TRM as a brain tumor immunotherapy
We found that tumors are populated by functional memory T cells specific for common viral infections (such as influenza, CMV and EBV). Remarkably, TRM with specificity for a single viral antigen can make up as much as 10% of the total CD8+ T cell population within a patient’s tumor. We can trick these cells into thinking a reinfection has occurred by delivering viral-derived peptides. This leads to TRM reactivation within the tumor and in mouse models of melanoma, immune activation and tumor regression.
Glioblastoma multiforme (GBM) is invariably fatal, notoriously immunosuppressive and novel therapies aimed at reversing the suppressive tumor environment are needed. Given this, we are interested in repurposing virus-specific TRM as a brain tumor immunotherapy.

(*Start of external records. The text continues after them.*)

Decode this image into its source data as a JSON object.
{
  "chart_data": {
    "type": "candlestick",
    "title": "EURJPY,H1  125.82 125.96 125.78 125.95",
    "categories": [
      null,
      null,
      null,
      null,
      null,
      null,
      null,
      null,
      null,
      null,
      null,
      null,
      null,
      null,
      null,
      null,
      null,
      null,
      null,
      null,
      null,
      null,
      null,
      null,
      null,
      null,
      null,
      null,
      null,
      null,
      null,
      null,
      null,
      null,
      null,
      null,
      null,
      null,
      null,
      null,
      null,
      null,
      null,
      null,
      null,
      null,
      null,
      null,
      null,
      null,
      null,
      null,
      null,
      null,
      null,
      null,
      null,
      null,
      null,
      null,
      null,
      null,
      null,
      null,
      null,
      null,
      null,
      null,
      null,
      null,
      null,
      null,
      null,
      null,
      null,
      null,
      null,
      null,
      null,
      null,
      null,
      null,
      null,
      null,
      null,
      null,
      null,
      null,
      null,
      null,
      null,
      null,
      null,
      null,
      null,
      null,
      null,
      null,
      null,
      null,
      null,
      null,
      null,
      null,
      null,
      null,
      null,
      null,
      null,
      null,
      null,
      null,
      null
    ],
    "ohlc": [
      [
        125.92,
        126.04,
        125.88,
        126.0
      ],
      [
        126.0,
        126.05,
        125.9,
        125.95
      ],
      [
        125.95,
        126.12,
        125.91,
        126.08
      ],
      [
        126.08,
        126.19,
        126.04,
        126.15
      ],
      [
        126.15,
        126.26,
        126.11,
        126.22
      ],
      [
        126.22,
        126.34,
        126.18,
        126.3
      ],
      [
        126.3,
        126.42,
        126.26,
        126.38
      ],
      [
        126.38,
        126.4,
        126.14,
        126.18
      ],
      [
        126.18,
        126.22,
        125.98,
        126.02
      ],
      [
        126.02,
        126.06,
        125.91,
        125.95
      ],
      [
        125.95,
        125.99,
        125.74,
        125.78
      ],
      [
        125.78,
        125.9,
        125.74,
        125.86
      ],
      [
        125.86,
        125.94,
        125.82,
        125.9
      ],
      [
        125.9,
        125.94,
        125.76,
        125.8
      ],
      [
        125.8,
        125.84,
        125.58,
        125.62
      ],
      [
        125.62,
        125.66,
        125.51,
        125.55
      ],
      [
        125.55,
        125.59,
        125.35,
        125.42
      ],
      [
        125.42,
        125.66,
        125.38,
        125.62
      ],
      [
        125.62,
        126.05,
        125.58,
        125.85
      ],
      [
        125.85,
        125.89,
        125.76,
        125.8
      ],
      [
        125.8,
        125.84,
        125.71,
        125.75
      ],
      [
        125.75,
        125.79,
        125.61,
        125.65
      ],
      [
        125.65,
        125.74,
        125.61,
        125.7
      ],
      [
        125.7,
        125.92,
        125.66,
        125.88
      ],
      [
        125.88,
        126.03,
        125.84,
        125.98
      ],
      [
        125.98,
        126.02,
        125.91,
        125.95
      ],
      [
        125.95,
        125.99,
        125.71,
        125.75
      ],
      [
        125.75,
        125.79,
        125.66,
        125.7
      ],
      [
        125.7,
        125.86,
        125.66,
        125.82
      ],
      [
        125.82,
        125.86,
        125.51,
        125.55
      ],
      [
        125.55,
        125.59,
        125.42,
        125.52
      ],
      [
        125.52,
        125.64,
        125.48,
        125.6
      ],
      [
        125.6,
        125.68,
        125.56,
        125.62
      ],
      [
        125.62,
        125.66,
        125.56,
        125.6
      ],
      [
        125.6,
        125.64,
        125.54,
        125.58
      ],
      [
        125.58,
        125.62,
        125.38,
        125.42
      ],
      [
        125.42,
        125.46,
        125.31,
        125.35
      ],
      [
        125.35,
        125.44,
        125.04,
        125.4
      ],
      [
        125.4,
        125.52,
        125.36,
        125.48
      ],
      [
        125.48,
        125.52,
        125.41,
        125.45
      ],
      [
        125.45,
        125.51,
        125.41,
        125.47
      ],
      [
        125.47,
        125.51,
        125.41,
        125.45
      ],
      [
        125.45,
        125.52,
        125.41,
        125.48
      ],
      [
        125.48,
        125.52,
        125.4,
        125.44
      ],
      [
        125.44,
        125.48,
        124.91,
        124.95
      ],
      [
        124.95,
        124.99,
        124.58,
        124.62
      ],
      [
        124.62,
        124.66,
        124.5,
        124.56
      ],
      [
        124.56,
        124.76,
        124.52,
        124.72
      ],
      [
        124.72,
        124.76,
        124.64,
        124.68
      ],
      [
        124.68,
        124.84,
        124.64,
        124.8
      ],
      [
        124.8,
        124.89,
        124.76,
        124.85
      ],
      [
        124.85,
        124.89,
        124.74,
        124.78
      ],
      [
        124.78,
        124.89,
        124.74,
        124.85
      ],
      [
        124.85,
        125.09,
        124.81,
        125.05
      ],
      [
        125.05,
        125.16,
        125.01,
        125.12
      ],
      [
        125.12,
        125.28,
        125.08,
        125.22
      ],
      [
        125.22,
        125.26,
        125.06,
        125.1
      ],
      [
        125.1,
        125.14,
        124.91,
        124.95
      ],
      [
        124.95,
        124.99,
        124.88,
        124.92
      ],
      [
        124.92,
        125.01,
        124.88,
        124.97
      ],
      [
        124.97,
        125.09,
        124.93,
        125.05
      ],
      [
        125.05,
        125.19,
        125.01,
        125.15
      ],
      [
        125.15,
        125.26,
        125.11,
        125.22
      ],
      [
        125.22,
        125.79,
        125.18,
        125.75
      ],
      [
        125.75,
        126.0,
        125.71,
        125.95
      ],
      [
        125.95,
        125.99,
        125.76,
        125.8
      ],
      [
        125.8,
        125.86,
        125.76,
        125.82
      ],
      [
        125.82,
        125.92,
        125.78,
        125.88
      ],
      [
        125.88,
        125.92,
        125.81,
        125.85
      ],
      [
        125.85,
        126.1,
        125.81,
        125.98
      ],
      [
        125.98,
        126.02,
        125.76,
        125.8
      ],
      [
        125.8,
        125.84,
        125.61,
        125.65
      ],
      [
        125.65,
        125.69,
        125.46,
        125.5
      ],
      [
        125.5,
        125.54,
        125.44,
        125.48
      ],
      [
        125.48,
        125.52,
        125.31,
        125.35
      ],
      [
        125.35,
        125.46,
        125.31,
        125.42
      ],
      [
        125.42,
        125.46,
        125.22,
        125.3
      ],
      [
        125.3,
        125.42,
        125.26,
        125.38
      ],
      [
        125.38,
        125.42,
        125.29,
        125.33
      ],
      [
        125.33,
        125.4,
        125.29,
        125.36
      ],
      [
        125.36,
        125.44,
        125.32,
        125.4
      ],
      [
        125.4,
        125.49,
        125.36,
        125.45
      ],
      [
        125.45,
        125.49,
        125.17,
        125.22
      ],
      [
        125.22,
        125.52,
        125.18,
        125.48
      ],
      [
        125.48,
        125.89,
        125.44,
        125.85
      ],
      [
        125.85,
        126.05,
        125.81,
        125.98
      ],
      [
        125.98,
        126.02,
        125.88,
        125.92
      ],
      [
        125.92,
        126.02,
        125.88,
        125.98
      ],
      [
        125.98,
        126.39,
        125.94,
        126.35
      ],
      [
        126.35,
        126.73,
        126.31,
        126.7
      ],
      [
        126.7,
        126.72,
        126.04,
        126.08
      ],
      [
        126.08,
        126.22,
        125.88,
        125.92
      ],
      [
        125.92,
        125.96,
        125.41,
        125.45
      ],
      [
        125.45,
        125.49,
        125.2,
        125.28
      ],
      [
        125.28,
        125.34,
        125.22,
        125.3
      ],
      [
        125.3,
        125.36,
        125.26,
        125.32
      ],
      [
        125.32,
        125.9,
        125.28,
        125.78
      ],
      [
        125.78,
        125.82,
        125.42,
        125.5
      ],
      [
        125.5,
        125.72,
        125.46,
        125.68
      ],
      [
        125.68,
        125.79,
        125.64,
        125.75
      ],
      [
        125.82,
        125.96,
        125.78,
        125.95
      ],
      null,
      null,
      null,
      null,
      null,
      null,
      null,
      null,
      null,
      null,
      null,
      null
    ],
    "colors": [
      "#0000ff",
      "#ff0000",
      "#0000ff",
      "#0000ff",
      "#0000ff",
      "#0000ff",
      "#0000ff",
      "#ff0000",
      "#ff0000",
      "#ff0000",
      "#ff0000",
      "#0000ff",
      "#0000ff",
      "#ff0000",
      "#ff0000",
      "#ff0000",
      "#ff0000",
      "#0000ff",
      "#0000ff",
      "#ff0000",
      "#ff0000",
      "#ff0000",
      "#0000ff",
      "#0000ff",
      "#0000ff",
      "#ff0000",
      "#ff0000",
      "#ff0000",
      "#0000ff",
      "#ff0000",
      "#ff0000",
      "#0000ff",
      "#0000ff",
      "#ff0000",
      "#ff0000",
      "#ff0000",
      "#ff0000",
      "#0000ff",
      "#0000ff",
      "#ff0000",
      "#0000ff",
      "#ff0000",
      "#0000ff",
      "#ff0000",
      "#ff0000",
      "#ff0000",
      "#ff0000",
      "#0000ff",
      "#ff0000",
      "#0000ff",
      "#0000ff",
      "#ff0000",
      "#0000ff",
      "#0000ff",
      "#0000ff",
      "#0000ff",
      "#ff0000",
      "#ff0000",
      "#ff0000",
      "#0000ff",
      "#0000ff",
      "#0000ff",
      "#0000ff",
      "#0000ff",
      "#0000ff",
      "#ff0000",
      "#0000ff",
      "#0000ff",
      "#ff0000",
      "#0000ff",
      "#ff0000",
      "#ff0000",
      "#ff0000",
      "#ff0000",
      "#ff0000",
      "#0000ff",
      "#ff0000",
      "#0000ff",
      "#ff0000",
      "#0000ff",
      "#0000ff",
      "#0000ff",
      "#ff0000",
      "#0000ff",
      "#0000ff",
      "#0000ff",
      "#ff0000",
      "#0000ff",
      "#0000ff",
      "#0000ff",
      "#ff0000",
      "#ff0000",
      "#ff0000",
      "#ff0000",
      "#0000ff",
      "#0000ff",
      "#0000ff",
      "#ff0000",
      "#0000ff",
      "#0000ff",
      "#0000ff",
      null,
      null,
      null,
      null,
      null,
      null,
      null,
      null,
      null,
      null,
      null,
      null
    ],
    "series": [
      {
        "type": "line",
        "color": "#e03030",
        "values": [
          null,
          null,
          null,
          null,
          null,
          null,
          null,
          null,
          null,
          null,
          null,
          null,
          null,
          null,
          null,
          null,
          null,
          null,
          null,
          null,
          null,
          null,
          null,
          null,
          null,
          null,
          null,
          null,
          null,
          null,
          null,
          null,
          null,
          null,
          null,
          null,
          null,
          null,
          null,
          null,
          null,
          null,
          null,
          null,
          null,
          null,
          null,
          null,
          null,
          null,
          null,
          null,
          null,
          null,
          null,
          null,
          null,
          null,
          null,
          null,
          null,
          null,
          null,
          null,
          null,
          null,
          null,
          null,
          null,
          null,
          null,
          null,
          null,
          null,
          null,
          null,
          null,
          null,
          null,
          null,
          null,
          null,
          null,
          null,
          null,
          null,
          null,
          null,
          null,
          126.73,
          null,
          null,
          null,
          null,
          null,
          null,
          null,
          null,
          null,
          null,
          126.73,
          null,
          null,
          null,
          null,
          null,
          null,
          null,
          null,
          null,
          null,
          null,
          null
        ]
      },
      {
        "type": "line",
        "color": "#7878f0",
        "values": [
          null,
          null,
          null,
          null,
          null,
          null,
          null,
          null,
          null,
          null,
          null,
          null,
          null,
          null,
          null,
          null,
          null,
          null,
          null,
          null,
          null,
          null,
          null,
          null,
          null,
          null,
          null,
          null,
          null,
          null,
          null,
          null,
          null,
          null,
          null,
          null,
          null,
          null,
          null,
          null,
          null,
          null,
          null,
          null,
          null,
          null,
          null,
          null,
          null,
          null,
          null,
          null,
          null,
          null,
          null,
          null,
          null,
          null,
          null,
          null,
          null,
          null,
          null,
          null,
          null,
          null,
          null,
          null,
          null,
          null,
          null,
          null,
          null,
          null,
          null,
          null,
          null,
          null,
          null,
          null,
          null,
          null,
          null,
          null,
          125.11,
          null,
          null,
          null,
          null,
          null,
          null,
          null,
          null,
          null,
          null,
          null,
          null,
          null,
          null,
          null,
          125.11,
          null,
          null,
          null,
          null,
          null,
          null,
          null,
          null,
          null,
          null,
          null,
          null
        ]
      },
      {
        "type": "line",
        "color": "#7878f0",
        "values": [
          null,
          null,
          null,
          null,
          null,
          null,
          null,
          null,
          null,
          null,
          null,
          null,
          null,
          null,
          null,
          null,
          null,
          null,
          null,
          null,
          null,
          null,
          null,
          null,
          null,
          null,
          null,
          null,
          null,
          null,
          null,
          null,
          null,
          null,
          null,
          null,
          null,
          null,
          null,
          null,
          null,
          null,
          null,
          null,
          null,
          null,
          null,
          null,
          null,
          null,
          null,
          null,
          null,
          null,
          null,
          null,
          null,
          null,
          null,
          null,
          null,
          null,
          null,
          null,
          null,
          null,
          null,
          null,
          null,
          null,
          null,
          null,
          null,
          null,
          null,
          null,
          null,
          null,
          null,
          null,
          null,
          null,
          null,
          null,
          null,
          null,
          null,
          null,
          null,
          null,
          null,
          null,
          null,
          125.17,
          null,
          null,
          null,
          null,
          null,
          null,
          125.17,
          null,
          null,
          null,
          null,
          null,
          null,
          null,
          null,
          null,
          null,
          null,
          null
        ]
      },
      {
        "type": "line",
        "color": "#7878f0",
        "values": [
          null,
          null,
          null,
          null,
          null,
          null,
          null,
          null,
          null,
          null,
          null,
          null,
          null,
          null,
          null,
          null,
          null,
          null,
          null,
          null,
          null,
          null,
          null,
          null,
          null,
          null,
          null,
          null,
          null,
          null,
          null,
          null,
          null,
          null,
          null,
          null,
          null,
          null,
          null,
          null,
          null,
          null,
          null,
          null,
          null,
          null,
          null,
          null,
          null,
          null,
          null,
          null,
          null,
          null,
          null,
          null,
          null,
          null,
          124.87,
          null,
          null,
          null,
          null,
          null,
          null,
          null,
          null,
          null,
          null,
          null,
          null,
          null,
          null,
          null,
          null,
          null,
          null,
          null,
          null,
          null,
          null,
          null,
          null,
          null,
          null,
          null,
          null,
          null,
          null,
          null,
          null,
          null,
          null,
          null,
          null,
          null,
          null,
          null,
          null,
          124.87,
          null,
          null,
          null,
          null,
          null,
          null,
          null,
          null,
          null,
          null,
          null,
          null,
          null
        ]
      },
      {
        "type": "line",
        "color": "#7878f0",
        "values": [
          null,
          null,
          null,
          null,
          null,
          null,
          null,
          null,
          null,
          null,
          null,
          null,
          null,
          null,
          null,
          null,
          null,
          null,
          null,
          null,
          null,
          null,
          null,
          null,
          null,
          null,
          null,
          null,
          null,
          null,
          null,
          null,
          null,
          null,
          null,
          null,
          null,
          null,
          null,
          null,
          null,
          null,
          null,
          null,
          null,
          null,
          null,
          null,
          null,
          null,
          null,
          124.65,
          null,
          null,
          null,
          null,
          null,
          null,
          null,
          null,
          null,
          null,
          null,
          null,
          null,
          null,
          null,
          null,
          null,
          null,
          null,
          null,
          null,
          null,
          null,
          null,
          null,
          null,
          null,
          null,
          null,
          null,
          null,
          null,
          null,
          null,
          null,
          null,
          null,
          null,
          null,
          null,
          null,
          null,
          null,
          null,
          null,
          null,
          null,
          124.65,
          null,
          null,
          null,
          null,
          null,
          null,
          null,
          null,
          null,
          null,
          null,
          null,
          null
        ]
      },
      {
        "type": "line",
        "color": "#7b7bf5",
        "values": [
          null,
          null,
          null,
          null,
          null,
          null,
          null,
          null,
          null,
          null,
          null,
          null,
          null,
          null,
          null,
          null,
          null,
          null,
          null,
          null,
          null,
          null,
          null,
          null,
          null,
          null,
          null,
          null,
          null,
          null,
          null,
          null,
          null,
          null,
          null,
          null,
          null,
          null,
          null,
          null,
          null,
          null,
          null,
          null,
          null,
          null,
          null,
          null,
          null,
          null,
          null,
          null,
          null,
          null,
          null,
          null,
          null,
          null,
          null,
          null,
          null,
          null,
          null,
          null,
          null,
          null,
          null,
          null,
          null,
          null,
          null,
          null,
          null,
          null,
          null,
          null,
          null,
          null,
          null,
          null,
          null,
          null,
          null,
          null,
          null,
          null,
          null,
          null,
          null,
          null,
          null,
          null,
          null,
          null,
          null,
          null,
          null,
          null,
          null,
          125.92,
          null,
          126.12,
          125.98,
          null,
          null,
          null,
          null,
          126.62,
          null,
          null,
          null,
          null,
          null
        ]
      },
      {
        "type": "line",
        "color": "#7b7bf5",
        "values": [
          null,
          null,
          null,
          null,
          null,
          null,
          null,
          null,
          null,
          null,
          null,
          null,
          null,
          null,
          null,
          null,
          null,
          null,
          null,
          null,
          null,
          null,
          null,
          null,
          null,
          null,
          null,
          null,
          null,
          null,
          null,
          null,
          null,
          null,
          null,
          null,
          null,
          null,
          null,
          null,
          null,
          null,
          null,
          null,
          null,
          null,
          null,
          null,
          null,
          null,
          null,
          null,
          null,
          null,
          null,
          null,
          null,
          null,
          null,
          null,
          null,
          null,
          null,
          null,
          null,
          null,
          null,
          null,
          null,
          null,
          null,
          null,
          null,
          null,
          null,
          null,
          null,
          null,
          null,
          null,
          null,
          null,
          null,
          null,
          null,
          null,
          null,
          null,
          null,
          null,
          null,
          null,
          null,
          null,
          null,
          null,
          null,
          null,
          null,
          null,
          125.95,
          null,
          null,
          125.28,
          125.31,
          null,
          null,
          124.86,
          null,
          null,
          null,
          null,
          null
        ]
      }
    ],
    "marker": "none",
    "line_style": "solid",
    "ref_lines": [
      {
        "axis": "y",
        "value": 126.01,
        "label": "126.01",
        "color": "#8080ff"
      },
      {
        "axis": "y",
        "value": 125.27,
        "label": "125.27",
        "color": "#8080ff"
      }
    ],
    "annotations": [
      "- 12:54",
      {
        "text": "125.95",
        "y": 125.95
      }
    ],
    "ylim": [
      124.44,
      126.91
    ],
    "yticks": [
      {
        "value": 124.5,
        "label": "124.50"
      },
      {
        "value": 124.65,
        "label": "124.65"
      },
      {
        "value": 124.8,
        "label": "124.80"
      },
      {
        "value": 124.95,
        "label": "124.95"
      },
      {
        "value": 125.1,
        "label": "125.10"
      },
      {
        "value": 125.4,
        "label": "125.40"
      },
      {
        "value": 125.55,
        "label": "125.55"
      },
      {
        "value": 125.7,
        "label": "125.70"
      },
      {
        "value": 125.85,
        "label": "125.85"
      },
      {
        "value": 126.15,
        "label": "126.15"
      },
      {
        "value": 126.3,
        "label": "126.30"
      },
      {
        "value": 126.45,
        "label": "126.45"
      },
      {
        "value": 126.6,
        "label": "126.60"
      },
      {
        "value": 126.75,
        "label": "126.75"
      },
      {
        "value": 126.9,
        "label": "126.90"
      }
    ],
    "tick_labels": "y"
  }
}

TRM and oncolytic viral therapy
Oncolytic viruses (OV) are a promising class of cancer therapeutics that work by preferentially infecting and killing tumor cells. Currently there are over 100 clinical trials testing a range of oncolytic viruses and notably, the HSV-1 based OV, T-VEC, is used clinically for unresectable melanoma. Many OVs are engineered from viruses that the majority of the population has pre-existing T cell immunity to because of prior infection or vaccination (such as HSV-1, measles, and vaccinia virus), yet the impact of this immunity on patient outcome is unclear. We are interested in questions such as; what is the frequency of OV-specific TRM in tumors? Do these cells respond to OV therapy and what impact does this have on efficacy? Can we use this to refine and re-design OV therapies?